13. Vous n'avez pas nécessairement besoin d'années d'études supérieures pour devenir professeur.Pendant des décennies, les universités n'ont embauché que des universitaires traditionnels titulaires d'un doctorat et effectuant des recherches. La montée en puissance des écoles professionnelles, comme les écoles de communication ou de commerce, a créé une demande pour des gens comme moi qui avaient une expérience pratique dans un certain domaine qu'ils pouvaient appliquer en classe. Lorsque mon école m'a recruté, ils cherchaient quelqu'un qui avait travaillé dans des magazines en ligne. Les universités recherchent désormais des professeurs qui comprennent l'analyse et les médias sociaux, ou des personnes qui ont lancé une entreprise ou créé une application. Au milieu de l'été et à la fin de l'automne, les écoles ont parfois besoin d'un corps professoral supplémentaire pour combler les lacunes du calendrier. Ils paient est nul (vraiment nul) mais l'enseignement en complément vous donne une idée de ce à quoi ressemblent les salles de classe et la culture universitaire sans s'engager dans un changement de carrière total.

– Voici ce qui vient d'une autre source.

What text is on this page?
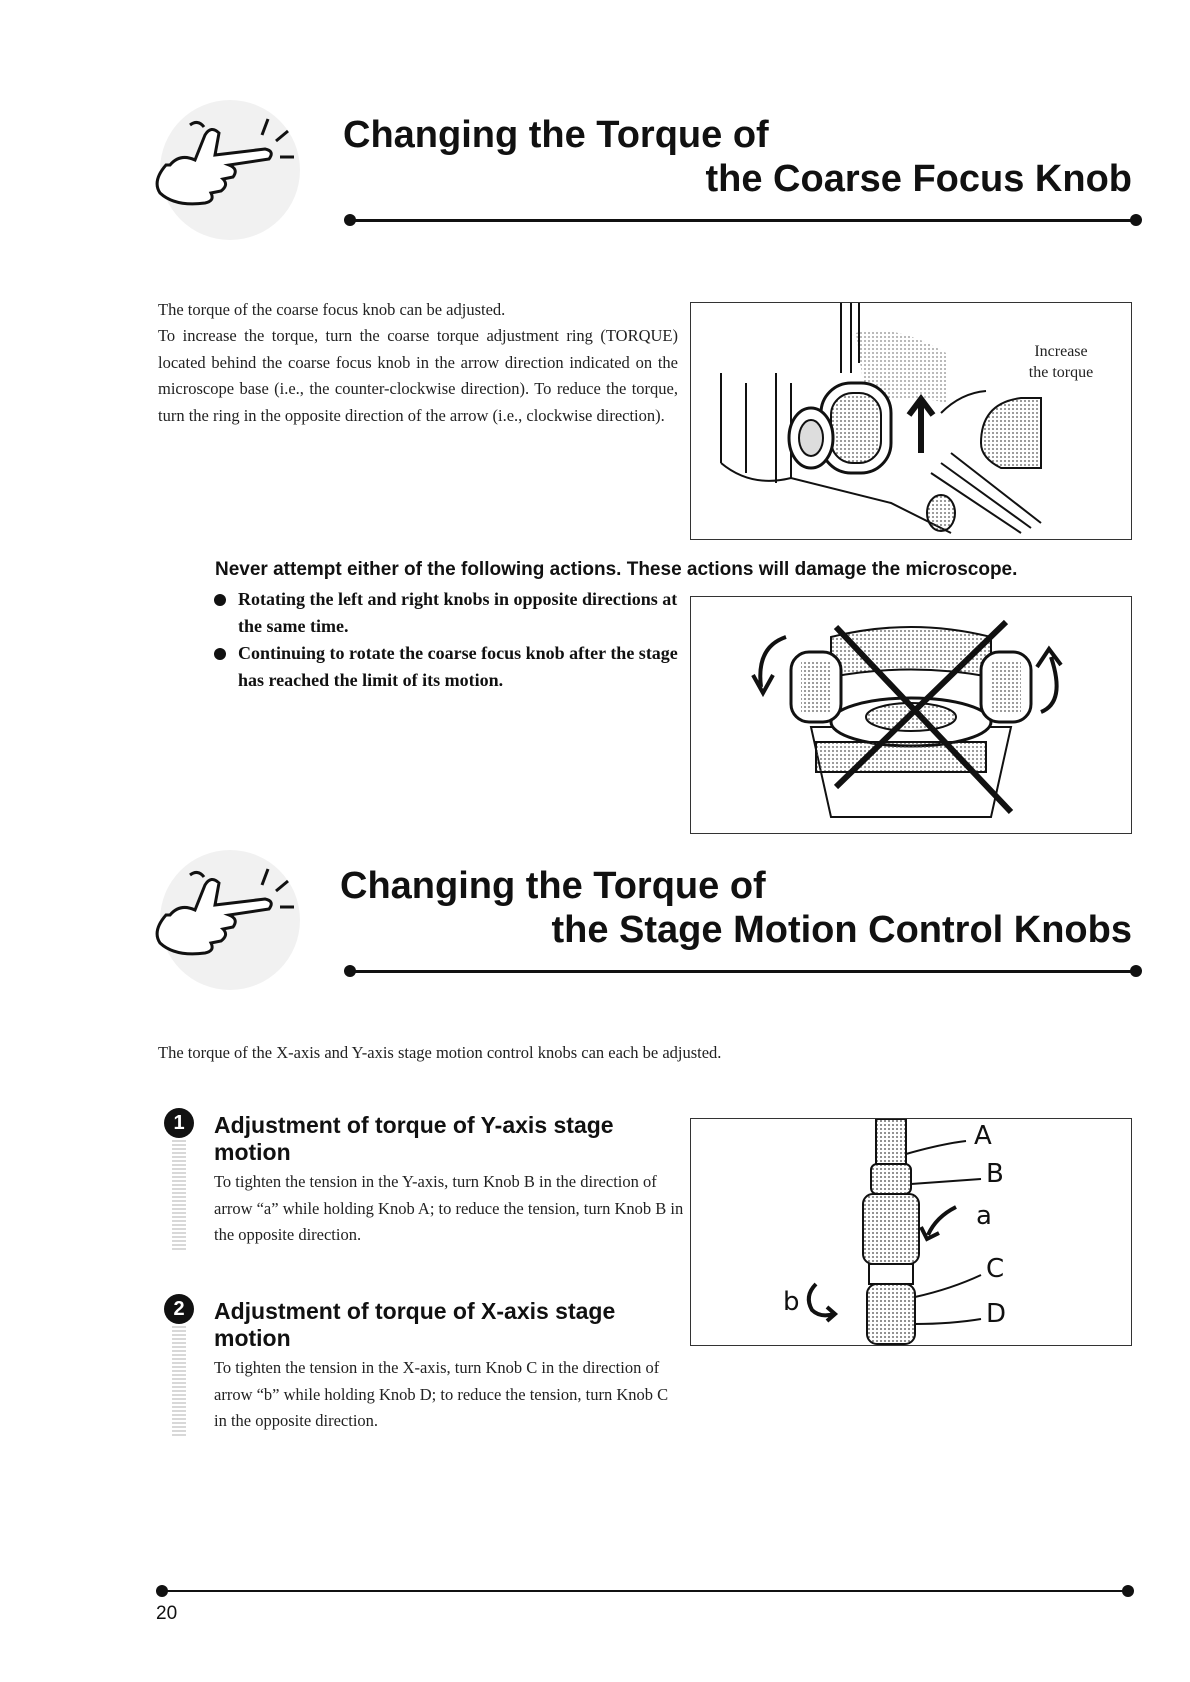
Changing the Torque of
the Coarse Focus Knob
The torque of the coarse focus knob can be adjusted.
To increase the torque, turn the coarse torque adjustment ring (TORQUE) located behind the coarse focus knob in the arrow direction indicated on the microscope base (i.e., the counter-clockwise direction). To reduce the torque, turn the ring in the opposite direction of the arrow (i.e., clockwise direction).
Increase
the torque
Never attempt either of the following actions. These actions will damage the microscope.
Rotating the left and right knobs in opposite directions at the same time.
Continuing to rotate the coarse focus knob after the stage has reached the limit of its motion.
Changing the Torque of
the Stage Motion Control Knobs
The torque of the X-axis and Y-axis stage motion control knobs can each be adjusted.
1	Adjustment of torque of Y-axis stage motion
To tighten the tension in the Y-axis, turn Knob B in the direction of arrow “a” while holding Knob A; to reduce the tension, turn Knob B in the opposite direction.
2	Adjustment of torque of X-axis stage motion
To tighten the tension in the X-axis, turn Knob C in the direction of arrow “b” while holding Knob D; to reduce the tension, turn Knob C in the opposite direction.
A
B
a
C
D
b
20
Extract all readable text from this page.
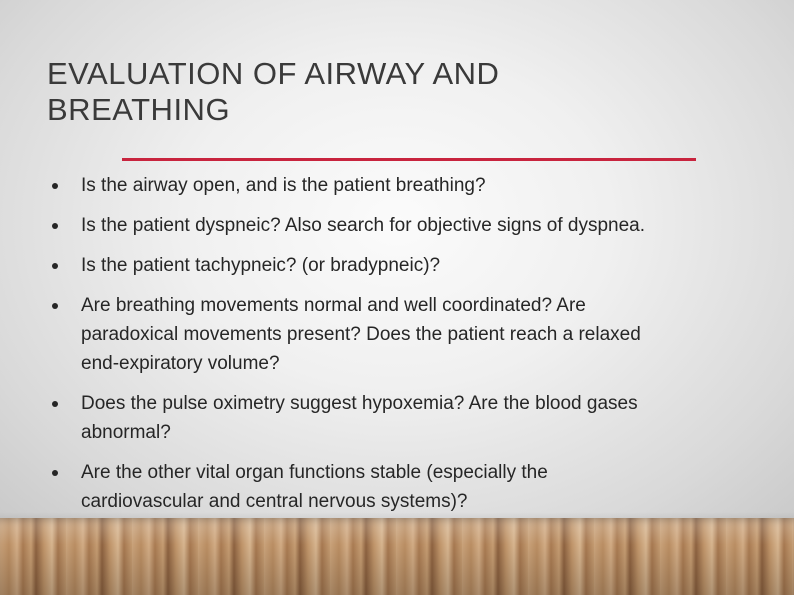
EVALUATION OF AIRWAY AND
BREATHING
Is the airway open, and is the patient breathing?
Is the patient dyspneic? Also search for objective signs of dyspnea.
Is the patient tachypneic? (or bradypneic)?
Are breathing movements normal and well coordinated? Are
paradoxical movements present? Does the patient reach a relaxed
end-expiratory volume?
Does the pulse oximetry suggest hypoxemia? Are the blood gases
abnormal?
Are the other vital organ functions stable (especially the
cardiovascular and central nervous systems)?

14. Les étudiants sont la meilleure partie.Parce qu'ils sont jeunes, parce qu'ils sont excités, parce qu'ils sont naïfs, parce qu'ils sont hilarants. Parce que quand ils sont gentils les uns envers les autres, cela rend votre cœur heureux. Parce qu'ils disent «merci» à la fin du semestre, voire à la fin du cours. Parce qu'ils rient de vos blagues ou roulent des yeux au moment opportun. Parce qu'ils vous disent leurs secrets. Parce qu'ils repoussent. Parce qu'ils posent de bonnes questions. Parce qu'ils vous obligent à l'apporter, tous les jours. Parce qu'ils ont de bonnes idées. Parce qu'ils donnent un sens à votre vie.

Aileen Gallagher est professeur adjoint à la Newhouse School de l'Université de Syracuse.